- Information about the dataset / sampling rate / stages of pipeline etc are to be entered in config.yaml
- This code requires Python3/gcc to be installed on the system.
- Run the following code to install the dependencies associated with Python packages
python3 -m pip install -r requirements.txt
- Installing libraries to run the RLA code
sudo apt install libxml2-dev libboost-regex-dev libmpich-dev libboost-log-dev
- We generate the random sample from the dataset. (Sampling rate is set in config.yaml)
- We use RLA_CL code written in C++ to generate the processed data. (RLA_CL is code for record linkage algorithm that was published in 2016)
- The processed data file which contains the dataset in format suitable for association analysis. This file would contain several transaction (generated by string comparison of record pairs) that are duplicate amd leading to mismatch. We prune them to improve the speed of the pipeline.
- Attribute selection algorithm using association rule mining is run on the processed dataset.
- Information about the dataset / sampling rate / stages of pipeline etc are to be entered in config.yaml
- Create virtual environment to manage the dependencies (https://docs.python.org/3/library/venv.html)
- Run the following code to install the dependencies associated with Python packages
python3 -m pip install -r requirements.txt
- Place the dataset files (atleast two are required) into the data subdirectory.
- Update the config.yaml file by changing the attribute input_files with the names of the input dataset files.
- Update the header attribute with the names of the attributes for your dataset. (Make sure the headers are not present in your dataset)
- Change the id_column attribute to denote the unique identifier in your dataset.
- Update the THRESHOLD with value suitable for your dataset (This would help program to correct link the records even when errors such as typos are present). The value is usually 1 or 2 (Please note this value should be a positive integer as we are using levenshtein distance)
- If you are going to create sample then update SAMPLE_RATE attribute with the sampling percentage.
- Since we are using k-mer based blocking while generation of sample, BLOCKING_ATTRIBUTE is needed to identify the number of the attribute to be used for blocking. (note blocking speeds up the computation of pairs so choosing right attribute would impact speed)
- Populate the COMPARISON_ATTRIBUTE based on number of attributes in your dataset. for e.g if your dataset has 5 attributes and 0th attribute is unique_identifier then
[1 2 3 4]
should be correct value for comparision attribute. (Note we are using all attributes so that they are included in attribute selection algorithm).
- If your dataset is small (total records less than 50,000) then you might not want to generate samples.

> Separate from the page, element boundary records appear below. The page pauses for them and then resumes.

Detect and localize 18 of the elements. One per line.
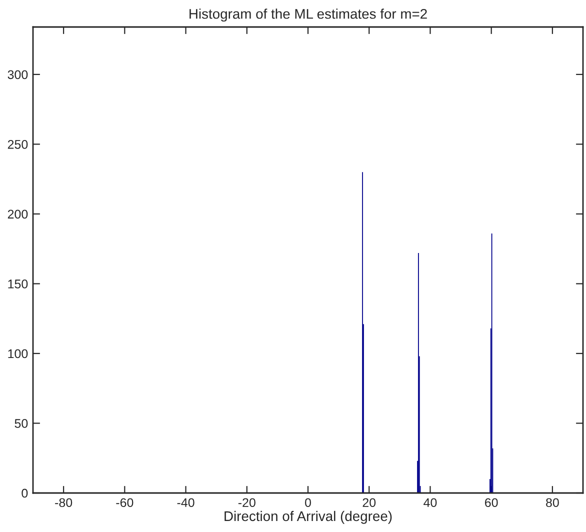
x-tick-label: -20 <box>238 498 256 508</box>
y-tick-label: 200 <box>8 210 28 219</box>
x-tick-label: -80 <box>55 498 72 508</box>
y-tick-label: 250 <box>8 140 28 149</box>
x-tick-label: -60 <box>116 498 134 508</box>
y-tick-label: 50 <box>14 419 28 428</box>
x-tick-label: -40 <box>177 498 194 508</box>
chart-title: Histogram of the ML estimates for m=2 <box>190 8 427 22</box>
y-tick-label: 150 <box>8 280 28 288</box>
x-tick-label: 60 <box>485 498 498 508</box>
y-tick-label: 100 <box>8 349 28 358</box>
x-axis-title: Direction of Arrival (degree) <box>224 510 392 524</box>
x-tick-label: 40 <box>424 498 437 508</box>
x-tick-label: 0 <box>305 498 311 508</box>
y-tick-label: 300 <box>8 70 28 80</box>
y-tick-label: 0 <box>22 488 28 498</box>
x-tick-label: 20 <box>362 498 376 508</box>
x-tick-label: 80 <box>546 498 559 508</box>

In the case disable sample_generation inside run attribute by setting it to false.
- Update sample_output attribute with the path to the input dataset (Same value as input_files).

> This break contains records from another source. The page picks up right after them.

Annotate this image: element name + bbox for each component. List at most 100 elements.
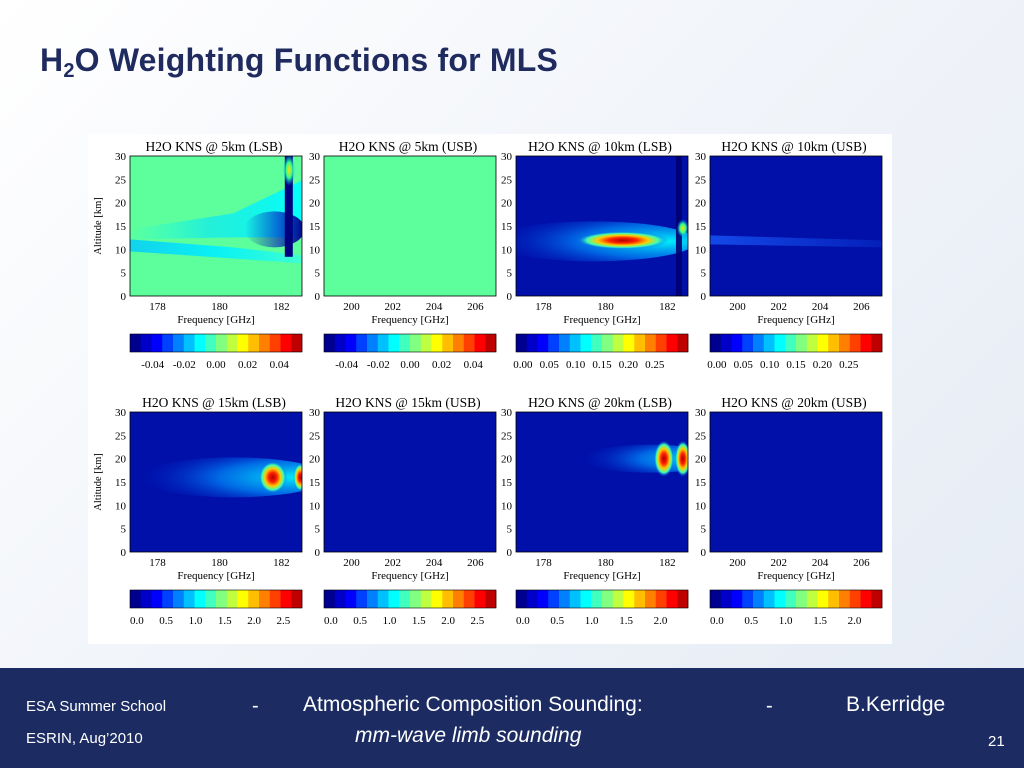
y-tick-label: 25 xyxy=(501,174,513,186)
y-tick-label: 0 xyxy=(315,547,321,559)
colorbar-swatch xyxy=(710,590,722,608)
colorbar-swatch xyxy=(849,590,861,608)
colorbar-swatch xyxy=(591,334,603,352)
colorbar-swatch xyxy=(367,590,379,608)
chart-panel: H2O KNS @ 20km (USB) 30 25 20 15 10 5 0 200 202 20… xyxy=(695,395,883,627)
colorbar-frame xyxy=(323,589,497,609)
colorbar-tick-label: 0.5 xyxy=(550,615,564,627)
colorbar-swatch xyxy=(431,334,443,352)
y-tick-label: 0 xyxy=(315,291,321,303)
colorbar-swatch xyxy=(612,334,624,352)
colorbar-swatch xyxy=(420,334,432,352)
colorbar-swatch xyxy=(205,334,217,352)
colorbar-swatch xyxy=(151,334,163,352)
x-axis-label: Frequency [GHz] xyxy=(177,314,254,326)
colorbar-tick-label: 0.10 xyxy=(566,359,586,371)
colorbar-tick-label: 0.04 xyxy=(464,359,484,371)
colorbar-frame xyxy=(323,333,497,353)
chart-panel: H2O KNS @ 5km (LSB) 30 25 20 15 10 5 0 Altitude … xyxy=(93,139,303,371)
colorbar-swatch xyxy=(612,590,624,608)
x-tick-label: 202 xyxy=(385,301,402,313)
colorbar-swatch xyxy=(431,590,443,608)
colorbar-swatch xyxy=(388,334,400,352)
colorbar-swatch xyxy=(345,590,357,608)
y-tick-label: 30 xyxy=(309,151,321,163)
y-tick-label: 5 xyxy=(701,524,707,536)
y-tick-label: 20 xyxy=(309,454,321,466)
colorbar: 0.0 0.5 1.0 1.5 2.0 xyxy=(515,589,689,627)
x-tick-label: 204 xyxy=(426,557,443,569)
x-tick-label: 178 xyxy=(535,557,552,569)
y-tick-label: 5 xyxy=(315,268,321,280)
x-tick-label: 206 xyxy=(853,557,870,569)
colorbar-swatch xyxy=(474,590,486,608)
chart-panel: H2O KNS @ 15km (USB) 30 25 20 15 10 5 0 200 202 20… xyxy=(309,395,497,627)
y-tick-label: 15 xyxy=(115,221,127,233)
y-tick-label: 30 xyxy=(695,151,707,163)
heatmap-edge-peak xyxy=(676,219,688,238)
colorbar-swatch xyxy=(140,590,152,608)
y-tick-label: 30 xyxy=(309,407,321,419)
heatmap-features xyxy=(130,156,302,264)
heatmap-peak xyxy=(653,440,674,477)
x-axis-label: Frequency [GHz] xyxy=(757,570,834,582)
colorbar: -0.04 -0.02 0.00 0.02 0.04 xyxy=(323,333,497,371)
colorbar-swatch xyxy=(140,334,152,352)
colorbar-swatch xyxy=(785,590,797,608)
colorbar-swatch xyxy=(410,334,422,352)
x-axis-label: Frequency [GHz] xyxy=(757,314,834,326)
colorbar-swatch xyxy=(248,334,260,352)
heatmap-top-peak xyxy=(283,156,296,186)
colorbar-swatch xyxy=(356,334,368,352)
colorbar-swatch xyxy=(248,590,260,608)
heatmap-peak xyxy=(576,231,669,250)
colorbar-swatch xyxy=(151,590,163,608)
title-rest: O Weighting Functions for MLS xyxy=(74,42,559,78)
weighting-function-figure: H2O KNS @ 5km (LSB) 30 25 20 15 10 5 0 Altitude … xyxy=(88,134,892,644)
colorbar-swatch xyxy=(237,590,249,608)
colorbar-swatch xyxy=(806,334,818,352)
colorbar-swatch xyxy=(399,334,411,352)
colorbar-swatch xyxy=(420,590,432,608)
y-tick-label: 0 xyxy=(701,547,707,559)
x-tick-label: 178 xyxy=(535,301,552,313)
title-subscript: 2 xyxy=(63,60,75,82)
y-tick-label: 15 xyxy=(115,477,127,489)
colorbar-swatch xyxy=(183,334,195,352)
chart-title: H2O KNS @ 10km (LSB) xyxy=(528,139,672,154)
colorbar-swatch xyxy=(634,334,646,352)
y-tick-label: 5 xyxy=(507,524,513,536)
chart-panel: H2O KNS @ 5km (USB) 30 25 20 15 10 5 0 200 202 204… xyxy=(309,139,497,371)
colorbar-swatch xyxy=(742,590,754,608)
colorbar-swatch xyxy=(226,334,238,352)
x-tick-label: 204 xyxy=(426,301,443,313)
colorbar-swatch xyxy=(269,590,281,608)
colorbar-swatch xyxy=(559,334,571,352)
heatmap-peak xyxy=(258,461,287,494)
colorbar-tick-label: 2.0 xyxy=(247,615,261,627)
colorbar-swatch xyxy=(655,590,667,608)
chart-panel: H2O KNS @ 10km (LSB) 30 25 20 15 10 5 0 178 180 18… xyxy=(501,139,689,371)
colorbar-swatch xyxy=(602,590,614,608)
colorbar-swatch xyxy=(763,334,775,352)
footer-school: ESA Summer School xyxy=(26,698,167,715)
y-tick-label: 5 xyxy=(507,268,513,280)
colorbar-swatch xyxy=(280,334,292,352)
chart-panel: H2O KNS @ 10km (USB) 30 25 20 15 10 5 0 200 202 20… xyxy=(695,139,883,371)
colorbar-tick-label: 1.0 xyxy=(189,615,203,627)
heatmap-negative-lobe xyxy=(244,211,302,248)
colorbar-swatch xyxy=(356,590,368,608)
colorbar: 0.00 0.05 0.10 0.15 0.20 0.25 xyxy=(707,333,883,371)
colorbar-swatch xyxy=(269,334,281,352)
colorbar-swatch xyxy=(526,334,538,352)
x-axis-label: Frequency [GHz] xyxy=(563,570,640,582)
colorbar-tick-label: 1.5 xyxy=(813,615,827,627)
colorbar-swatch xyxy=(453,590,465,608)
colorbar-swatch xyxy=(548,334,560,352)
chart-title: H2O KNS @ 20km (LSB) xyxy=(528,395,672,410)
colorbar-swatch xyxy=(173,590,185,608)
colorbar-frame xyxy=(515,589,689,609)
colorbar-tick-label: 0.00 xyxy=(513,359,533,371)
y-tick-label: 0 xyxy=(121,547,127,559)
y-tick-label: 15 xyxy=(309,221,321,233)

- DO NOT touch this setting if you are using sampling.
- Run
python3 setup.py build_ext --inplace
inside src folder. This compiles the cython code. - In order to run the program, run the file
main.py
inside src folder. - It is advisable to create sample (Stage 1) by setting the value to True in run attribute while keeping every other attribute inside run to False. This will create sample and store it in appropriate location.
- Other stages of the pipeline can run togther by changing the sub attributes in run to True and setting sample_generation to False. This is done so that program doesn't crash.
- Once all stages are completed, in order to find the attributes please take a look at rules_out.csv inside data folder.
- The headers of the output are attributes from the input dataset set as integer value [0,1,2,3] and M,lift,leverage,convergence where M stands what value was there in Y for association rule (X --> Y)
- The contents may have values like 0,1,2 which stands for the edit distance for the respective attribute.
- The output is sorted with best rules at the top (Having high value for lift,conviction and leverage)